For many beer lovers, a pint isn't complete without a rich, creamy head of foam. Yet, that satisfying foam often vanishes quickly. Now, after seven years of intensive research, scientists at ETH Zurich have unlocked the secrets behind long-lasting beer foam.
The Quest for the Perfect Head
Led by Professor Jan Vermant, the team's work, published in Physics of Fluids, began with a simple question posed to a Belgian brewer: "How do you control brewing?" The brewer's insightful answer – "By watching the foam" – sparked a deep dive into the complex physics at play.
The researchers have now identified the forces and structures responsible for durable beer foam, providing insights into what makes a beer's head last.
Belgian Ales: A Hierarchy of Foam
Analyzing Belgian ales, the scientists discovered a clear hierarchy in foam stability. Tripel beers boasted the most stable foam, followed by Dubbel beers. Singel beers, with their milder fermentation and lower alcohol content, had the least durable heads.
The team also assessed two lagers from Swiss breweries. While these lagers can achieve similar foam stability to Belgian ales, the underlying physics differ significantly. One lager's performance was unexpectedly poor, prompting Vermant to remark, "There is still room for improvement – we are happy to help."
Challenging Old Theories
For years, it was believed that beer foam was primarily stabilized by protein-rich layers around each bubble, derived from barley malt. These proteins were thought to influence surface viscosity and surface tension.
However, the new research reveals that foam stability is far more complex and highly dependent on the beer style.
Proteins and Surface Forces: The Key to Foam
In lager beers, surface viscoelasticity is the dominant factor. This property is determined by the amount of protein and how these proteins denature. Higher protein levels result in a stiffer film surrounding the bubbles, leading to longer-lasting foam.
Tripel beers, conversely, rely less on surface viscoelasticity. Instead, they maintain foam through Marangoni stresses – forces generated by variations in surface tension across a liquid's surface.
A simple demonstration involves placing crushed tea leaves on water. A drop of soap causes the leaves to be pulled outward, creating swirling currents. These currents help stabilize the bubbles, similar to what happens in Tripel foam.
Inside the Bubble Shells
The researchers found that foam stability depends on the structure and behavior of the protein-rich shells around each bubble. In Belgian Singel beers, these shells resemble a two-dimensional suspension of tightly packed particles, contributing to foam maintenance.
Dubbel beers exhibit a different pattern. Their proteins form a mesh-like membrane that further strengthens the bubbles. Tripel beers, again, stand apart, with bubble dynamics akin to those of simple surfactants.
The reasons for these differences are not fully understood, but lipid transfer protein 1 (LTP1) appears to play a crucial role. The ETH researchers confirmed this by examining the structure and concentration of LTP1 in the Belgian samples.

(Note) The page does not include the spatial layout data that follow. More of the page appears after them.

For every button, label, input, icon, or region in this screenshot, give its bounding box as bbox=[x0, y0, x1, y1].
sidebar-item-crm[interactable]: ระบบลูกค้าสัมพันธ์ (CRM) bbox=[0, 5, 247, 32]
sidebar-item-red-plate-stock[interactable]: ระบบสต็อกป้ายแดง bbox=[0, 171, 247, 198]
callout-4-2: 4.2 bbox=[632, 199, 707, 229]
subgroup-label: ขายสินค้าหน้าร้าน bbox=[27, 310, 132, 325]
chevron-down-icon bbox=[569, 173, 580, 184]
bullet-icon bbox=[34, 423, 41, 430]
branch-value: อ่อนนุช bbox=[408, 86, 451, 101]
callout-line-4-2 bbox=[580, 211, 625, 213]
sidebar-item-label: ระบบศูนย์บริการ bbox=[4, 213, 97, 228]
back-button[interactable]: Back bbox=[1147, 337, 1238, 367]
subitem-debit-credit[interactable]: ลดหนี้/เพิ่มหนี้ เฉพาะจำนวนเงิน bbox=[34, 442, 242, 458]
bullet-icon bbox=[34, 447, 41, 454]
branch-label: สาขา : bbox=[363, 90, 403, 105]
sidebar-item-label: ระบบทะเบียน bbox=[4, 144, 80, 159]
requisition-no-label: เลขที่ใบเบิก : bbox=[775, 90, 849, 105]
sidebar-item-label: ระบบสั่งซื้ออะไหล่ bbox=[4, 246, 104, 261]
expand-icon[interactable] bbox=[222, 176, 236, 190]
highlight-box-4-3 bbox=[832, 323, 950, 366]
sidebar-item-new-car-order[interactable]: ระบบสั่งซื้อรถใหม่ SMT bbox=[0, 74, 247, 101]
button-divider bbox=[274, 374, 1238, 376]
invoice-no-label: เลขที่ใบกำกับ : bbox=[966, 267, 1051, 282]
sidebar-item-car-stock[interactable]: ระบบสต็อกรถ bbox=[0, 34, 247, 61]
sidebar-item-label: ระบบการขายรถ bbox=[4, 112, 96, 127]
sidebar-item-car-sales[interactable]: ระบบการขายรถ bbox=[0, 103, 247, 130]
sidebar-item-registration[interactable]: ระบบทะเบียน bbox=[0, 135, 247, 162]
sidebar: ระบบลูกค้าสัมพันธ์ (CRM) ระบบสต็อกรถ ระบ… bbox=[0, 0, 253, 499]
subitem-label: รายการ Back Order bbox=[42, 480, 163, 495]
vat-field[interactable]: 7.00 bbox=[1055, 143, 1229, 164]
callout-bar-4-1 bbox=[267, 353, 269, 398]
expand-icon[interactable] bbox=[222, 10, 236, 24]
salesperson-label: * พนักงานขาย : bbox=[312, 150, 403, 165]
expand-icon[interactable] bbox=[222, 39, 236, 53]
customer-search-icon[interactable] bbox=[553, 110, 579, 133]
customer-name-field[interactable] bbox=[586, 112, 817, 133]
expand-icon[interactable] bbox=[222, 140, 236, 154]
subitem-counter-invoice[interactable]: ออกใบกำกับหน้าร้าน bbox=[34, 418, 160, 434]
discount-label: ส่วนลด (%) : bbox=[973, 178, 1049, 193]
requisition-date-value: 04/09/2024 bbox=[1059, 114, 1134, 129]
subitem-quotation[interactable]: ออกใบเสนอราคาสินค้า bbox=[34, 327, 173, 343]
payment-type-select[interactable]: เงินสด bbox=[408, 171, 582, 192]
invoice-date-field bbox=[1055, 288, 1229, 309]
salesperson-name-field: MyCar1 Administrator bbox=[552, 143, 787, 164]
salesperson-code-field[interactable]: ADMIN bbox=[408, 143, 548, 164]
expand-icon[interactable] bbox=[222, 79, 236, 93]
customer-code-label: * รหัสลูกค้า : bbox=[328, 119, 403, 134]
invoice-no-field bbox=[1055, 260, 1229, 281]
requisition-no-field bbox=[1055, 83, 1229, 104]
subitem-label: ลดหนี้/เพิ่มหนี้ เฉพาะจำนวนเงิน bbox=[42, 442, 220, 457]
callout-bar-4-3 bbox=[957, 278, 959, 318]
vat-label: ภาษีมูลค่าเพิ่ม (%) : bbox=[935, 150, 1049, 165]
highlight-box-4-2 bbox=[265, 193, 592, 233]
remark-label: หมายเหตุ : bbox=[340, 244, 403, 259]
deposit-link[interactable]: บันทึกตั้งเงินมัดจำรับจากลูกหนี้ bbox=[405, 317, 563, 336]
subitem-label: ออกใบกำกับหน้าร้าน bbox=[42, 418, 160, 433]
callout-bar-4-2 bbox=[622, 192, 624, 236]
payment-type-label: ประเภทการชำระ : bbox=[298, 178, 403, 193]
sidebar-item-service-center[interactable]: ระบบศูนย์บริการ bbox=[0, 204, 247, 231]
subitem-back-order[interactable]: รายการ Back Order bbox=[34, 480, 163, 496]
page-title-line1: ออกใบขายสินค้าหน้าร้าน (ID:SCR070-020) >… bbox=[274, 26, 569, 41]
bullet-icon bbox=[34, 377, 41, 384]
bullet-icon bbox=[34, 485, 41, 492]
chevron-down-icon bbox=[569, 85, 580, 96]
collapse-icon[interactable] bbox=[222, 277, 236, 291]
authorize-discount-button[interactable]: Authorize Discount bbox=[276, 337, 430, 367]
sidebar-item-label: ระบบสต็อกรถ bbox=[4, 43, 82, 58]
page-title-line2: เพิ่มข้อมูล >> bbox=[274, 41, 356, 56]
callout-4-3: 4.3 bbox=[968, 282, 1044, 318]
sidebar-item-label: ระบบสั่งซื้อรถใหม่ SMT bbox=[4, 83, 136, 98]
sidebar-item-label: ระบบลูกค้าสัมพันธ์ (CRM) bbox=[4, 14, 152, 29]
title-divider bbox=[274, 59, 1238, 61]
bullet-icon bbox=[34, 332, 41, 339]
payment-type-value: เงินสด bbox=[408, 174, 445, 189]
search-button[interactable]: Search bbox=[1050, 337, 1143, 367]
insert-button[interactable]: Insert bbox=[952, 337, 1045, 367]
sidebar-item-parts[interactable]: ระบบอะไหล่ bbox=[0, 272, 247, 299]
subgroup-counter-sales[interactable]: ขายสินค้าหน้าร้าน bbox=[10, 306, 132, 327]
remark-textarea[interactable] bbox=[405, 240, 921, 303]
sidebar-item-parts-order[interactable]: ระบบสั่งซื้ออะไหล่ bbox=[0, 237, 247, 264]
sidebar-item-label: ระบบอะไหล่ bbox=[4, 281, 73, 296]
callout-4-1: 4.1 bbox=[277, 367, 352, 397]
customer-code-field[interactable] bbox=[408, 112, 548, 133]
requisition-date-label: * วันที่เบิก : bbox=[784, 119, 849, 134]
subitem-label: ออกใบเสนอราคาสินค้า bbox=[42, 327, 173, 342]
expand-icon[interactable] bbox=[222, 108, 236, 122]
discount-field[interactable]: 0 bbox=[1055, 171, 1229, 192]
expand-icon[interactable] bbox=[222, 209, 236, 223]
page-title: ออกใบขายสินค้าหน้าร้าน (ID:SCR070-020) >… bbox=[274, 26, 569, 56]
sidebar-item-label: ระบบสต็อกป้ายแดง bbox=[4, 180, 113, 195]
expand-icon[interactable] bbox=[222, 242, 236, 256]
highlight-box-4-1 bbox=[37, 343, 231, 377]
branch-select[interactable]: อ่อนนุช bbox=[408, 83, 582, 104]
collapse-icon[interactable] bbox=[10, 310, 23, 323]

Brewery Collaboration and Practical Applications
Vermant emphasizes that foam stability is not a linear process. "The stability of the foam does not depend on individual factors in a linear manner. You can't just change one thing and get it right." He cautions that adding more surfactants to increase viscosity can actually destabilize the foam by interfering with Marangoni effects. "The key is to work on one mechanism at a time – and not on several at once. Beer obviously does this well by nature!"
The ETH team is collaborating with a major brewery to enhance foam stability. "We now know the precise physical mechanism and are able to help the brewery improve the foam on their beers," Vermant says.
He also notes that foam is culturally significant, especially in Belgium, where it enhances both taste and the overall drinking experience.
Beyond Beer: Foam Science in Other Industries
This research has wider implications. In electric vehicles, lubricant foaming can pose serious risks. Vermant's group is collaborating with Shell to understand how to efficiently break down these foams.
Another objective is to develop environmentally friendly surfactants that do not rely on fluorine or silicon. "Our study is an important step in this direction," Vermant says.
The team is also investigating foams as carriers for bacterial systems as part of an EU project, and working with food researcher Peter Fischer from ETH Zurich to study how proteins can stabilize milk foam. "So there are many areas where the knowledge we have gained from beer is proving useful," Vermant concludes.